The Nature of Feedback in Summarising
A summary isn’t just feeding back facts and details; it includes your experience of the process and your perception of the client as an individual.
It communicates how you are experiencing them in session and in the present moment.
Timing and Scope of Summaries
Can be used at a range of points, not just at the end of a session.
Useful for closing a session, wrapping up main threads, and clarifying what has been decided.
Bridging Sessions and Continuity
Summaries act as the gel to link sessions together, reminding client and therapist about what occurred previously and what work was done.
Provides a moment of clarification and a check-in about what the client actually took away; a client might return with a slightly different perspective.
Supporting Clients Who Feel Overwhelmed or Scattered
When a client has many issues or is overwhelmed, a summary helps filter through thoughts and feelings, distill the essence, and identify underlying meaning and emotion.
The forest-for-the-trees metaphor captures the difficulty in gaining clarity when there is a lot happening in the client’s thinking.

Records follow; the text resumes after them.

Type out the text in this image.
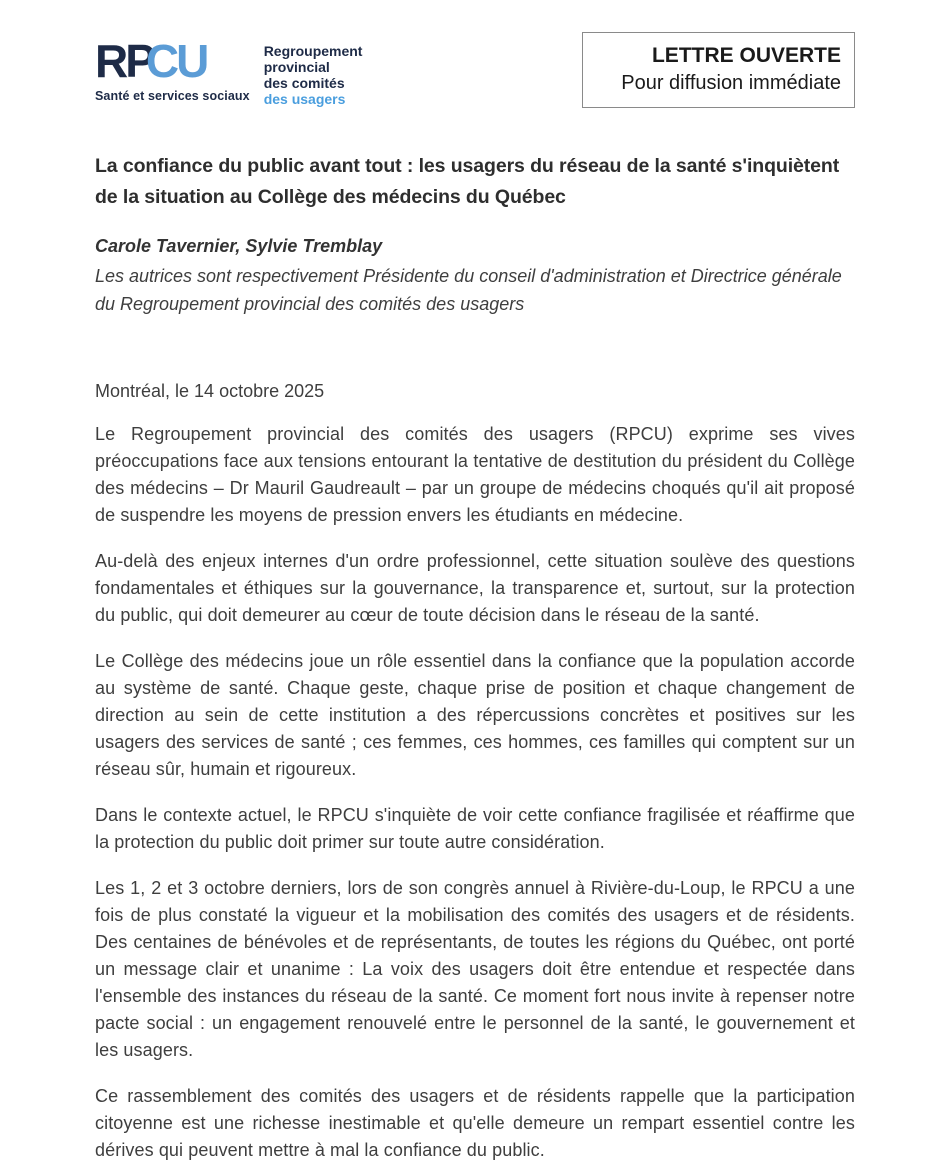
RPCU
Santé et services sociaux
Regroupement
provincial
des comités
des usagers
LETTRE OUVERTE
Pour diffusion immédiate
La confiance du public avant tout : les usagers du réseau de la santé s'inquiètent de la situation au Collège des médecins du Québec
Carole Tavernier, Sylvie Tremblay
Les autrices sont respectivement Présidente du conseil d'administration et Directrice générale du Regroupement provincial des comités des usagers
Montréal, le 14 octobre 2025

Le Regroupement provincial des comités des usagers (RPCU) exprime ses vives préoccupations face aux tensions entourant la tentative de destitution du président du Collège des médecins – Dr Mauril Gaudreault – par un groupe de médecins choqués qu'il ait proposé de suspendre les moyens de pression envers les étudiants en médecine.

Au-delà des enjeux internes d'un ordre professionnel, cette situation soulève des questions fondamentales et éthiques sur la gouvernance, la transparence et, surtout, sur la protection du public, qui doit demeurer au cœur de toute décision dans le réseau de la santé.

Le Collège des médecins joue un rôle essentiel dans la confiance que la population accorde au système de santé. Chaque geste, chaque prise de position et chaque changement de direction au sein de cette institution a des répercussions concrètes et positives sur les usagers des services de santé ; ces femmes, ces hommes, ces familles qui comptent sur un réseau sûr, humain et rigoureux.

Dans le contexte actuel, le RPCU s'inquiète de voir cette confiance fragilisée et réaffirme que la protection du public doit primer sur toute autre considération.

Les 1, 2 et 3 octobre derniers, lors de son congrès annuel à Rivière-du-Loup, le RPCU a une fois de plus constaté la vigueur et la mobilisation des comités des usagers et de résidents. Des centaines de bénévoles et de représentants, de toutes les régions du Québec, ont porté un message clair et unanime : La voix des usagers doit être entendue et respectée dans l'ensemble des instances du réseau de la santé. Ce moment fort nous invite à repenser notre pacte social : un engagement renouvelé entre le personnel de la santé, le gouvernement et les usagers.

Ce rassemblement des comités des usagers et de résidents rappelle que la participation citoyenne est une richesse inestimable et qu'elle demeure un rempart essentiel contre les dérives qui peuvent mettre à mal la confiance du public.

Change, Movement, and Reflection
Summarising involves reflection on change and movement and on stuckness, but it also involves distilling, feeding back, and collaborating toward a shared understanding.
Practice Moment: Example Dialogue (Meredith)
A practice exercise is proposed: review a dialogue between the counsellor and the client Meredith, pause, and verbally or in writing generate a summary of the process so far to feedback to Meredith.
Emphasizes that there is no single right way to summarise; approaches vary by work done, client, therapist style, and the therapeutic relationship.